Santos’ GLNG joint venture has spoken out against the winter gas shortfall forecasted by AEMO saying that Queensland’s three LNG ventures have committed to make available all the domestic gas expected to be needed this year. AEMO’s forecast did not account for the ventures move to supply an additional 100 terajoules a day of gas this winter.
The joint venture said it had sold more than 15 petajoules of gas to wholesalers, retailers and power generators which will deliver gas between May and September “to alleviate critical peak winter demand in east coast gas and electricity markets”.
GLNG also said AEMO’s data was based on forecasts and the other two Queensland LGN ventures had offered more than 20 petajoules of domestic gas for sale, and there has been no spot LNG export from Gladstone in 2023.
The GLNG chief executive Stephen Harty commented taking all those factors in consideration, “it looks like any potential shortfall has already been fully mitigated.”
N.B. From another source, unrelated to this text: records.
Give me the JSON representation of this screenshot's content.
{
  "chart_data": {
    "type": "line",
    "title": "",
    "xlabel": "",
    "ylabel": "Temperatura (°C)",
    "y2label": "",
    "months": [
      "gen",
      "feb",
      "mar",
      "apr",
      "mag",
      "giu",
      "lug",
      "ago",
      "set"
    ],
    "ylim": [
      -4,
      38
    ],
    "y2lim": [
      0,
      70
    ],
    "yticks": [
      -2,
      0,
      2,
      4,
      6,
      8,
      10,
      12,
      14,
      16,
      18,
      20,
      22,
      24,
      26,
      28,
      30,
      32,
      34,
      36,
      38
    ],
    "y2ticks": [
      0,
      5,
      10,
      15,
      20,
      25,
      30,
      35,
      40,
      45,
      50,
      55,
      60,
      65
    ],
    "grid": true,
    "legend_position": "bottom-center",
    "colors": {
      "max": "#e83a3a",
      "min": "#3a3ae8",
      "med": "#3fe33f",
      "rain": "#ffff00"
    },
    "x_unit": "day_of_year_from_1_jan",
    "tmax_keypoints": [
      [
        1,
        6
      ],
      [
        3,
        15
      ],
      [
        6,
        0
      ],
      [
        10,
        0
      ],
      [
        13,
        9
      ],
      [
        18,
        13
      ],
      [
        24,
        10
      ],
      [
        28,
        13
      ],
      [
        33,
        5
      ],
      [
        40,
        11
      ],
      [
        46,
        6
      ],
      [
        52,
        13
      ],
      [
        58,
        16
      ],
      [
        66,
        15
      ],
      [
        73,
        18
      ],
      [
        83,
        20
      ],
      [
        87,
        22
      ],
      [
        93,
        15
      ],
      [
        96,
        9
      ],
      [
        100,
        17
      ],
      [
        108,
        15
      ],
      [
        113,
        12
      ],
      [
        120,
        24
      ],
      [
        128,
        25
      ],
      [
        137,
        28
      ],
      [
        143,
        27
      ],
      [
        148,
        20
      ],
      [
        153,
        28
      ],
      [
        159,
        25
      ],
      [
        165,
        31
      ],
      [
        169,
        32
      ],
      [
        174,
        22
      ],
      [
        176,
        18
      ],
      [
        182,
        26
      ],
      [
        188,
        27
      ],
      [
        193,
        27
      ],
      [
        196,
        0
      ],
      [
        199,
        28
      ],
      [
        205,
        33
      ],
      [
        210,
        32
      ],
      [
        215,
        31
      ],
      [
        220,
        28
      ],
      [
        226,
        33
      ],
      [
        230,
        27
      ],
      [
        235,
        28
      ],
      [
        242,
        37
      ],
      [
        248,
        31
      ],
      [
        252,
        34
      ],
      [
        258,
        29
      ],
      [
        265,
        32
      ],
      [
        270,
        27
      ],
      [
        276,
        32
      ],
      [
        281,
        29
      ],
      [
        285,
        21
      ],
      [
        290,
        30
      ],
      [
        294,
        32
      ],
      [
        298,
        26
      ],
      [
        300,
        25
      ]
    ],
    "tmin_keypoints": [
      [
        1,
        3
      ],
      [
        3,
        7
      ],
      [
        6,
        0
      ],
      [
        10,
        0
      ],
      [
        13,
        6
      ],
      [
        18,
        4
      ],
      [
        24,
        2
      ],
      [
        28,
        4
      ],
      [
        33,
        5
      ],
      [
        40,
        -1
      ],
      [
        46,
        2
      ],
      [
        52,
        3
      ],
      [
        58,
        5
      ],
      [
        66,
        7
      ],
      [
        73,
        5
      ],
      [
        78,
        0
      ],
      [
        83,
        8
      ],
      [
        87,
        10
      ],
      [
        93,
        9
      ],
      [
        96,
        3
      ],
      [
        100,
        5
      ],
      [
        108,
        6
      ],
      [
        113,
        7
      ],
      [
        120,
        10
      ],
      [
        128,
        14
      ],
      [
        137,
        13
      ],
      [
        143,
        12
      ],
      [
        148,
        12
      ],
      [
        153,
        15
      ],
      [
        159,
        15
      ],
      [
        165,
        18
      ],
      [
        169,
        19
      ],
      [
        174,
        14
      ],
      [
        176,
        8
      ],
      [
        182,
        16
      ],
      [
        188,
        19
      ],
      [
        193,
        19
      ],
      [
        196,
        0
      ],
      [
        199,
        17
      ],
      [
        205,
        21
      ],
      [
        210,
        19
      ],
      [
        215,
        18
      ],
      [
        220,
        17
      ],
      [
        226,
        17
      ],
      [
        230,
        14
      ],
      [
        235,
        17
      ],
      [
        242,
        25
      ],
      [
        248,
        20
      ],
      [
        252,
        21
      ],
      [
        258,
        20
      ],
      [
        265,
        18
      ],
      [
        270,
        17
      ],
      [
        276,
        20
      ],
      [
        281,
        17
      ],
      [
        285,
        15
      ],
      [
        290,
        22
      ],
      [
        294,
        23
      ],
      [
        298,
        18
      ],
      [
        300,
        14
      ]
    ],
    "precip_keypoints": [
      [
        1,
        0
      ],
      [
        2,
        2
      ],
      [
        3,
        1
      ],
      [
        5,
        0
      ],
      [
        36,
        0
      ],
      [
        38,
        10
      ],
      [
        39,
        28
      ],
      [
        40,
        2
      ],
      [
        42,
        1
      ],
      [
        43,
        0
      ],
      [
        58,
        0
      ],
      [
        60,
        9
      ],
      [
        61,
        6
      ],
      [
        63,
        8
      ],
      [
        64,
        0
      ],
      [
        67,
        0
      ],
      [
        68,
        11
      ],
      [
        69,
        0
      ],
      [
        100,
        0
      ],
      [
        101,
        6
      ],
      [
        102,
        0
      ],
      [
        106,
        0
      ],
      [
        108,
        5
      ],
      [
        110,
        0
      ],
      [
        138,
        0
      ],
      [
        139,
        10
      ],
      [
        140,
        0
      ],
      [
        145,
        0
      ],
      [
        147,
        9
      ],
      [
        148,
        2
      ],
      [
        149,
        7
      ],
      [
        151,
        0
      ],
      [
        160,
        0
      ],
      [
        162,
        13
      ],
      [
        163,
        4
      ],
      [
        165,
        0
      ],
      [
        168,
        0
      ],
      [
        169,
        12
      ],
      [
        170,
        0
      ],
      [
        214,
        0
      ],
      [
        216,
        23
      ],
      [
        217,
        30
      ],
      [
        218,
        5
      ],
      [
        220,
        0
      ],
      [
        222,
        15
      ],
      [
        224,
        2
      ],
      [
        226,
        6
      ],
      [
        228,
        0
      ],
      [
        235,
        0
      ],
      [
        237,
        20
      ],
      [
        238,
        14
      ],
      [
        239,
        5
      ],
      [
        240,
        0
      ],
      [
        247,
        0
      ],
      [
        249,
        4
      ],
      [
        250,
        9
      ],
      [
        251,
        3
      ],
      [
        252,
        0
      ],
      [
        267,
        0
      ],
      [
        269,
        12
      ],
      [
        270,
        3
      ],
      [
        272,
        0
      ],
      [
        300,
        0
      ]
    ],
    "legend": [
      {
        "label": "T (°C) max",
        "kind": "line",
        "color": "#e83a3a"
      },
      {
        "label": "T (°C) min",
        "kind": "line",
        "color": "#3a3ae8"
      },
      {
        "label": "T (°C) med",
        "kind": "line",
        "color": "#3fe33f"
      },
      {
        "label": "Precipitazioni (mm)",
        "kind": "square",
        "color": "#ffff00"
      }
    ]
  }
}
On April 1st the Federal Resources Minister is due to start deciding whether to curb LGN exports from Gladstone on a quarterly basis if required to avoid shortfalls in the domestic market.
The reform of the Australian Domestic Gas Security Mechanism (ADGSM) has Queensland LNG exporters and their customers in Asia concerned due to the volumes of gas that Asian nations rely on.
AEMO’s report again has called upon the Albanese government to match support, it has voiced for the role of gas through the energy transition with policy measures. Which would encourage investment in the development of gas resources.
Despite this, the cap implemented on wholesale gas prices and proposed ongoing regulation through “reasonable pricing” provisions on the east coast market has caused gas producers to put several investments in proposed projects on hold. The rules are to be included within the mandatory code of conduct which is expected to be released within the coming weeks.
Industry gas executives are currently arguing for some relaxation of the rules to allow new projects that are needed to meet demand to go ahead, and that barriers to new gas supply investment are removed on the east coast as more gas supply is needed over the coming years. Victoria and NSW state governments are also under pressure to relax restrictions on onshore gas development.